Some days, he forgets that I have only one child, a daughter. Or that I have been married for nearly twenty years and don’t live in India anymore. He gets mad when I tell him otherwise.
He sulks. “Otota matha kharap hoy ni aamar.” (“I’m not that upset.”)
I lost myself as Baba lost who he was
I argue with him trying to invoke the person he used to be. The realization that he is no longer himself, is a drowning feeling that wakes me up with a start in the middle of the night. Sometimes, I struggle to breathe, my heart hammering away in my chest.
Initially, when I learned that he couldn’t walk anymore, I stopped reading or listening to anything that could move me to tears. I consciously shut down all the ways through which inspiration could find its way to me. I had long comatose hours where I did nothing. I just stared at a wall or window, or the family photo collage that artfully dots my living room wall. No thinking, planning, or reminiscing, just being.
A friend described it as a higher form of meditation that would help me reconnect with myself. It was not. It was my way of escaping reality. I did not want to be a part of the reality where Baba could not walk. He could make thunderstorms happen for me when I was a kid.
Superheroes never give up
“Of course, he could walk,” I told myself. He just doesn’t want to.
Only, he can’t. There are times when superheroes give up, defeated by circumstances. Hard as it is to accept, sometimes reality brings us face-to-face with unfamiliar, unimaginable, unbearable but undeniable truths.
It’s in those moments that we grow up. We realize that what seems unfair is nothing but an accident. Everything is random. There is no rationale for the things that happen to us.
What gives me peace is that lying on his bed helpless and broken, my Baba doesn’t know that. He still believes he can walk.
He comforts me on his good days; “Ami toh kalkei baranday giyechhilam. Tui ki bhabish ami haat te parina?” (“I went to the balcony yesterday. Do you think I can’t handle it?)

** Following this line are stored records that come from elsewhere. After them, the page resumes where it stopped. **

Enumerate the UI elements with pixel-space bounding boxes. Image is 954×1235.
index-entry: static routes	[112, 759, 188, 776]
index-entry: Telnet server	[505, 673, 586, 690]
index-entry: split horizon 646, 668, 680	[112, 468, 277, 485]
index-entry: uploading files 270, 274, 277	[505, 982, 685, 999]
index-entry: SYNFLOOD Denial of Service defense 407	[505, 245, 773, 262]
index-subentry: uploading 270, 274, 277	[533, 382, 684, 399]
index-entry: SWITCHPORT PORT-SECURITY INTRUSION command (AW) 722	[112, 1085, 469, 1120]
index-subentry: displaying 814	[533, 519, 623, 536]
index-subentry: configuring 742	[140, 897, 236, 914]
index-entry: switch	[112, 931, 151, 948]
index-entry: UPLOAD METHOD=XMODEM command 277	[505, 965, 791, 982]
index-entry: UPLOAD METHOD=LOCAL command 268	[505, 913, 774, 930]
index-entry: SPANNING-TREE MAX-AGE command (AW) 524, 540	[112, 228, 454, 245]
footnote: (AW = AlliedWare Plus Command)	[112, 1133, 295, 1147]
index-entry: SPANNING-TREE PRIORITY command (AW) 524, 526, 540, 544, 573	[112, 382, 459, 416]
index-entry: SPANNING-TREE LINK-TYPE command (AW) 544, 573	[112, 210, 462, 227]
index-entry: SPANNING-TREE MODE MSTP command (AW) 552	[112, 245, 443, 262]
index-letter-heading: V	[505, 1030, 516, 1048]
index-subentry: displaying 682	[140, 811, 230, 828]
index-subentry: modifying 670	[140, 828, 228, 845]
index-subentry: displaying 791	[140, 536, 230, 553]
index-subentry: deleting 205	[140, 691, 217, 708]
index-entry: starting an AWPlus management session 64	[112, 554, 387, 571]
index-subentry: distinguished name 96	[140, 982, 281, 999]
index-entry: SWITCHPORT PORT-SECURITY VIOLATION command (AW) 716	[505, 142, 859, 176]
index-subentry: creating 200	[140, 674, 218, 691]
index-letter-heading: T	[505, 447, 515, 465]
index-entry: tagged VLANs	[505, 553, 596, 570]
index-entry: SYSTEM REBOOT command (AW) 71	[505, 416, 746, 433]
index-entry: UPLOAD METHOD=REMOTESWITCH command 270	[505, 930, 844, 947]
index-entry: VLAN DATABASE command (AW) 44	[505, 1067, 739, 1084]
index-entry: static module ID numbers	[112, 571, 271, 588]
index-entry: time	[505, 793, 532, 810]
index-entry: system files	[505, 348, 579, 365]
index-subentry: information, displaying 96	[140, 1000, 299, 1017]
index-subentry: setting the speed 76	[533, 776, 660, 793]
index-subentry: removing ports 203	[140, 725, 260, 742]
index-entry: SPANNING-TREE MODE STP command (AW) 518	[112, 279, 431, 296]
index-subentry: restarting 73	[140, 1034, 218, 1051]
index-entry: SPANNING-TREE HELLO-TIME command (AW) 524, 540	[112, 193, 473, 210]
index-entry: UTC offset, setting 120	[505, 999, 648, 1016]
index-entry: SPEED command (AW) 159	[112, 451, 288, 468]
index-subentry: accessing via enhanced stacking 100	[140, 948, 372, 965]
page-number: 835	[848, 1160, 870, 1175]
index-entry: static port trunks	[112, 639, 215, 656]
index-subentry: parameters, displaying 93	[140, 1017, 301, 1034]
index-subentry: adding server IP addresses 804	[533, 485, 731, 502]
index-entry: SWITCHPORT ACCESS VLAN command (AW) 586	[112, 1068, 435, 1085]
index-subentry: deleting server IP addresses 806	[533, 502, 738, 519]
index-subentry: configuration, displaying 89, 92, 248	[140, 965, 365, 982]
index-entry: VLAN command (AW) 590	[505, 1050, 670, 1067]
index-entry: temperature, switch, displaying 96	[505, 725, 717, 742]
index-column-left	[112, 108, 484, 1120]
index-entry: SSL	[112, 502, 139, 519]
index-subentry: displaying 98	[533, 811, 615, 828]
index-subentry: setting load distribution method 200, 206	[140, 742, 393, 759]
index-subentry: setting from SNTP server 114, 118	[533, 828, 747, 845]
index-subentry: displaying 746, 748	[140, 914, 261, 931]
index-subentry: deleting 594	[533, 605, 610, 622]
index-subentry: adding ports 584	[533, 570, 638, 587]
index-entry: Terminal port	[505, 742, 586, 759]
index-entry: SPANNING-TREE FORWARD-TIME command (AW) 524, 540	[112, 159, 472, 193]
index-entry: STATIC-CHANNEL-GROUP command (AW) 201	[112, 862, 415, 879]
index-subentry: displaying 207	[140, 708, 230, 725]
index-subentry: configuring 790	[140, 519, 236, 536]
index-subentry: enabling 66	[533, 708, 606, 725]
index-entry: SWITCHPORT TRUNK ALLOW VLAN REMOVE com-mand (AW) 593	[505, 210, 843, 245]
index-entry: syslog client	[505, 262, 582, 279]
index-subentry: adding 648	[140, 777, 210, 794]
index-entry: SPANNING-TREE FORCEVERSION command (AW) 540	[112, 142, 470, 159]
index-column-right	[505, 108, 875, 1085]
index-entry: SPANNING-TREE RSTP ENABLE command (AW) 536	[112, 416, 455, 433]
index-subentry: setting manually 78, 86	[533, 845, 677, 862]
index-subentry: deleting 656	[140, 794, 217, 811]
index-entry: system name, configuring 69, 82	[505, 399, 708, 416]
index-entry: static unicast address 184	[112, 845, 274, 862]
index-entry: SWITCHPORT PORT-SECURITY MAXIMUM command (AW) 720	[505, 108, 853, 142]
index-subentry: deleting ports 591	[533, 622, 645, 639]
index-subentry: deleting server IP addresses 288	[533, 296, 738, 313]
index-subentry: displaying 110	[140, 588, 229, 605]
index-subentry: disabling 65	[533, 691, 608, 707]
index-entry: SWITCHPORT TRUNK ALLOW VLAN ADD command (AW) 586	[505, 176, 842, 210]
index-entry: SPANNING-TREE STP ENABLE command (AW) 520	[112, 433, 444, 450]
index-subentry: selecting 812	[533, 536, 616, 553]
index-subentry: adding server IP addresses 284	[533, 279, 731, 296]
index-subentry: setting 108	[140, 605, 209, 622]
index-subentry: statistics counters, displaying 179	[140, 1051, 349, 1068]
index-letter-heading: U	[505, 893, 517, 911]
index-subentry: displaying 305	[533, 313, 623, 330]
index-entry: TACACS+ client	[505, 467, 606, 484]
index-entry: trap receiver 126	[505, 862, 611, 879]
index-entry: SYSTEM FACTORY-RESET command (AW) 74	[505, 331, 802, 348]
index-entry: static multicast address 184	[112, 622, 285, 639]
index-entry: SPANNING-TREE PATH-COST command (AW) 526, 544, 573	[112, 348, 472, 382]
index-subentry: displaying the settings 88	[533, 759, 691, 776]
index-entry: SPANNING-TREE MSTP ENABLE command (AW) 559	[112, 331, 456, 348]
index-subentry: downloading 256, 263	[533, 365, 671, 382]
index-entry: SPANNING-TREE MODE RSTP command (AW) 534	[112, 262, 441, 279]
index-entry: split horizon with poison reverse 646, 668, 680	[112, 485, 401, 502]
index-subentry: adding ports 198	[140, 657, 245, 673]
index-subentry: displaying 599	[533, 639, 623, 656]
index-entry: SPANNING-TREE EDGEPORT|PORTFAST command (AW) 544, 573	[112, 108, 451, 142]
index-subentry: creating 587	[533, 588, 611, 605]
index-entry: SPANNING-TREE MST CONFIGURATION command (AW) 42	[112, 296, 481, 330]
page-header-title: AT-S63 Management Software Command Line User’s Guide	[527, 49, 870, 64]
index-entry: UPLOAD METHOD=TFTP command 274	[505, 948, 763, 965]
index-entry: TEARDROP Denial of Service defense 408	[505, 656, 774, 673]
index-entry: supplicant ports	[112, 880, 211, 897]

I am ready to trade all the hopelessness in this world for the effervescence in his voice. In that brief moment, he is back to being the man with the power to suspend disbelief for me. The man who made me believe that I could be whoever I wanted if I was ready to believe in myself. Maybe it is all that there is, this belief in our fallible selves. It is what makes us invincible in the face of random eccentricities of time and circumstances. It is what makes us human.
Baba’s gifts
“My father gave me the greatest gift anyone could give another person; he believed in me.”
– Jim Valvano
* “I went to the patio only yesterday. Do you think I can’t walk at all?”